It is time now that the colored race should know something of the steps which led from Egypt to Canaan, something of their own contributions to the grand march of the tribes across and beyond the Red Sea. There are no slaves beneath the starry flag. All may read who will, and what they will. For the colored man no history can be more instructive and inspiring than this, of his own making, and written by one of his own race. The generations are growing in light. Not to know of those who were stronger than shackles, who were pioneers in the grand advance toward freedom; not to know of what characters the race could produce when straightened by circumstances, nor of those small beginnings which ended in triumphant emancipation, will, in a short time, be a reproach.
This History of the hardships and struggles of those of their own race is more for them than for mankind at large. It furnishes the world proof that, though slaves, they were nevertheless men. It furnishes them proof that the heroic abounds in their race as in others, and that achievement follows persistent effort, as well with them as with others.
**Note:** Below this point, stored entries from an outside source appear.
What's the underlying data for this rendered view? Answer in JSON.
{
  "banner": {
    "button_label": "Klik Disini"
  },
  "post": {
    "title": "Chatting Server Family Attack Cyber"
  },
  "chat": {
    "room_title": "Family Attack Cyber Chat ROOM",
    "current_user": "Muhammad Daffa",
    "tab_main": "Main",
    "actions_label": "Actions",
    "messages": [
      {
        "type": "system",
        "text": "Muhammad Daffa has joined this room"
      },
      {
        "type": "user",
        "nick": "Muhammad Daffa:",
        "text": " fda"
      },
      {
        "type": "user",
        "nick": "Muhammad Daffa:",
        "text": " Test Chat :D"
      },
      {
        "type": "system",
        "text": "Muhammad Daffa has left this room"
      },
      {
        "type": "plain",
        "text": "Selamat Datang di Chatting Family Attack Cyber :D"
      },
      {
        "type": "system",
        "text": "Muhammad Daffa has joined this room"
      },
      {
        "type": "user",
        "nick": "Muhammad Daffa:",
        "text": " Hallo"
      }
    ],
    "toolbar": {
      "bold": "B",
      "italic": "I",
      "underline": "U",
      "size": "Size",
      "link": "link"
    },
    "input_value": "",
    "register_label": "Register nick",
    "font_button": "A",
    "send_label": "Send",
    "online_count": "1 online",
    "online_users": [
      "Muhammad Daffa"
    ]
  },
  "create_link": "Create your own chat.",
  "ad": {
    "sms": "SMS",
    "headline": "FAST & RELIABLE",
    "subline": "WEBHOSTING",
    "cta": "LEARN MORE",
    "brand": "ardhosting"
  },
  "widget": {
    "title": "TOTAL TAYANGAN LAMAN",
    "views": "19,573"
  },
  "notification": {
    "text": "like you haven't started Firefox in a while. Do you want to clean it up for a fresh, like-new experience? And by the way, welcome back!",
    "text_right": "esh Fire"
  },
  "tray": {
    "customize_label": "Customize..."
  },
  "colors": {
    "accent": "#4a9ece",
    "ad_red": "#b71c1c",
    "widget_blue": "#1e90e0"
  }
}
The volume will be not only their admiration but constant encouragement. In its pages one is not invited to hard, dry reading. It is narrative in style, simple in language, and possesses the thrill and pathos of a novel. In all its parts it is an evidence of the saying that “Truth is stranger than fiction.”
The author scarcely needs an introduction to the public. He is a scholarly, successful business man of Philadelphia, who has long been identified with churches, charities and every project for ameliorating the condition of his race. His word in all things is as good as his bond. An ardent member of the Anti-Slavery Society, and an active officer of the Underground Railroad Company, he made his book as a business man makes his ledger, viz.: by noting daily the transactions of the day. How he preserved them does not matter much now, but if a certain loft in the chapel of an old cemetery could speak, it might a tale unfold.
The volume is quite large and commanding in appearance. It consists of about 800 pages, clearly printed on beautiful white paper, making the largest book ever written by a colored person in this country.
An attractive feature of the book, one which has added largely to its cost, and one which greatly enhances its value to the reader, is its illustrations. These are over seventy in number, and they are made to illustrate the most striking portions of the work. They represent night escapes and day encounters, on land and river, receptions on the soil of freedom, characters of note among the fugitives, and many of those among the anti-slavery people whose names have become historic. It is seldom a volume is seen which so abounds in apt and striking illustration.